Banana bread gluten free
Le ricette di Mina in cucina
Il Banana Bread è un dolce fantastico e versatile, ci sono tantissime varianti e sicuramente le protagoniste sono delle belle banane mature. Diciamo che le banane, quando diventano eccessivamente mature, vengono un po’ snobbate da tutti e finiscono per restare nel cesto della frutta. Premetto che le adoro sia nel frullato che congelate e trasformate in gelato, però durante la stagione più fredda questo dolce che vi propongo è davvero fantastico sia per le colazioni, sia per la golosità di uno spuntino a metà pomeriggio. Ho provato tante versione e questa devo dire che le batte tutte, anche perché in questa ricetta ho utilizzato un ingrediente segreto che ha permesso a questo dolce di assumere la forma di un panettone. Infatti se avessi usato uno stampo tondo ci sarei andata molto vicino. Questa ricetta è anche priva di zucchero, quindi ha un indice glicemico più basso e potrebbe essere un’alternativa interessante per chi deve stare lontano dagli zuccheri raffinati e dal loro potere infiammante.
polvere di psillio
L’ingrediente speciale di questo banana bread è la cuticola di psillio, da usare tassativamente in polvere. Si tratta di un semino piccolissimo che ha tantissime proprietà interessanti: aiuta l’assorbimento di zuccheri e grassi, ricco di mucillagini fa bene all’intestino e favorisce un buon funzionamento del sistema immunitario, è ricco di prebiotici che piacciono tanto alla nostra flora intestinale. Inoltre negli impasti senza glutine permette un’ottima lievitazione grazie al suo potere legante, lo potremmo definire anche un sostituto delle uova nei dolci vegani.
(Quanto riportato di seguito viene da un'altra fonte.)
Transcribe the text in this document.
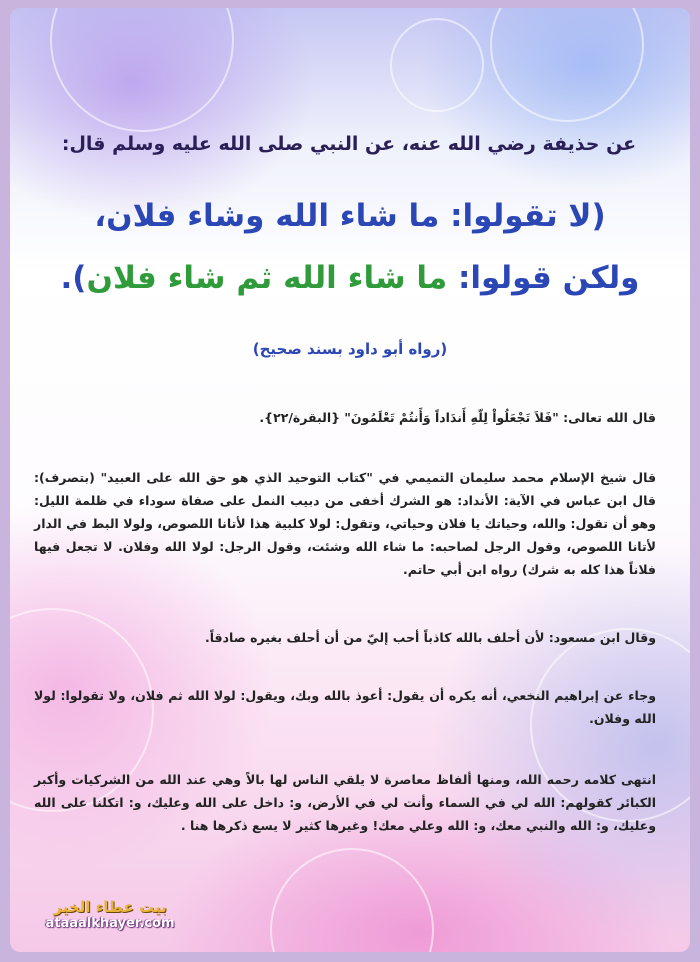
عن حذيفة رضي الله عنه، عن النبي صلى الله عليه وسلم قال:

(لا تقولوا: ما شاء الله وشاء فلان،

ولكن قولوا: ما شاء الله ثم شاء فلان).

(رواه أبو داود بسند صحيح)

قال الله تعالى: "فَلاَ تَجْعَلُواْ لِلّهِ أَندَاداً وَأَنتُمْ تَعْلَمُونَ" {البقرة/٢٢}.

قال شيخ الإسلام محمد سليمان التميمي في "كتاب التوحيد الذي هو حق الله على العبيد" (بتصرف): قال ابن عباس في الآية: الأنداد: هو الشرك أخفى من دبيب النمل على صفاة سوداء في ظلمة الليل: وهو أن تقول: والله، وحياتك يا فلان وحياتي، وتقول: لولا كلبية هذا لأتانا اللصوص، ولولا البط في الدار لأتانا اللصوص، وقول الرجل لصاحبه: ما شاء الله وشئت، وقول الرجل: لولا الله وفلان. لا تجعل فيها فلاناً هذا كله به شرك) رواه ابن أبي حاتم.

وقال ابن مسعود: لأن أحلف بالله كاذباً أحب إليّ من أن أحلف بغيره صادقاً.

وجاء عن إبراهيم النخعي، أنه يكره أن يقول: أعوذ بالله وبك، ويقول: لولا الله ثم فلان، ولا تقولوا: لولا الله وفلان.

انتهى كلامه رحمه الله، ومنها ألفاظ معاصرة لا يلقي الناس لها بالاً وهي عند الله من الشركيات وأكبر الكبائر كقولهم: الله لي في السماء وأنت لي في الأرض، و: داخل على الله وعليك، و: اتكلنا على الله وعليك، و: الله والنبي معك، و: الله وعلي معك! وغيرها كثير لا يسع ذكرها هنا .

بيت عطاء الخير
ataaalkhayer.com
Passiamo ora alla nostra ricetta!
Ingredienti
Procedimento
In una ciotola uniamo tutti gli ingredienti secchi. In un frullatore frulliamo il resto degli ingredienti (banane, olio, buccia di mandarino, datteri, succo di mela). Uniamo il composto frullato alle polveri e con una frusta impastiamo fino ad ottenere un composto liscio senza grumi, se è necessario aggiungiamo altro succo di mela. Foderiamo con della carta forno, uno stampo da plum-cake, se volete in superficie si possono cospargere delle mandorle o nocciole tritate grossolanamente. Infornate a 200° per 30 minuti, poi abbassate la temperatura a 180° per un’altra mezz’ora. Dipende molto dal forno, il mio è un forno a gas e ci mette più tempo per la cottura. Fate la prova stecchino dopo un’ora di cottura, se è necessario possiamo tenerlo in forno altri 15 minuti. Vi suggerisco alla fine di spegnere il forno e lasciarlo ancora riposare prima di tirarlo fuori. Il nostro sembrava davvero lievitato come un panettone quindi lo abbiamo lasciato nel forno spento per qualche ora.
alternative
Se non avete le farine in descrizione potete sostituire il riso con amido di mais, i semi di psillio con i semi di lino ma non garantisco lo stesso risultato. Provate e fatemi sapere. Per le bucce di mandarino io ho usate quelle che ho surgelato durante l’inverno, adoro il loro profumo, però sono sostituibili con le bucce di limoni o arance. Se non avete i datteri vanno bene le uvette o altro dolcificante che usate di solito.
Non dimenticate l’ingrediente più importante. L ‘amore!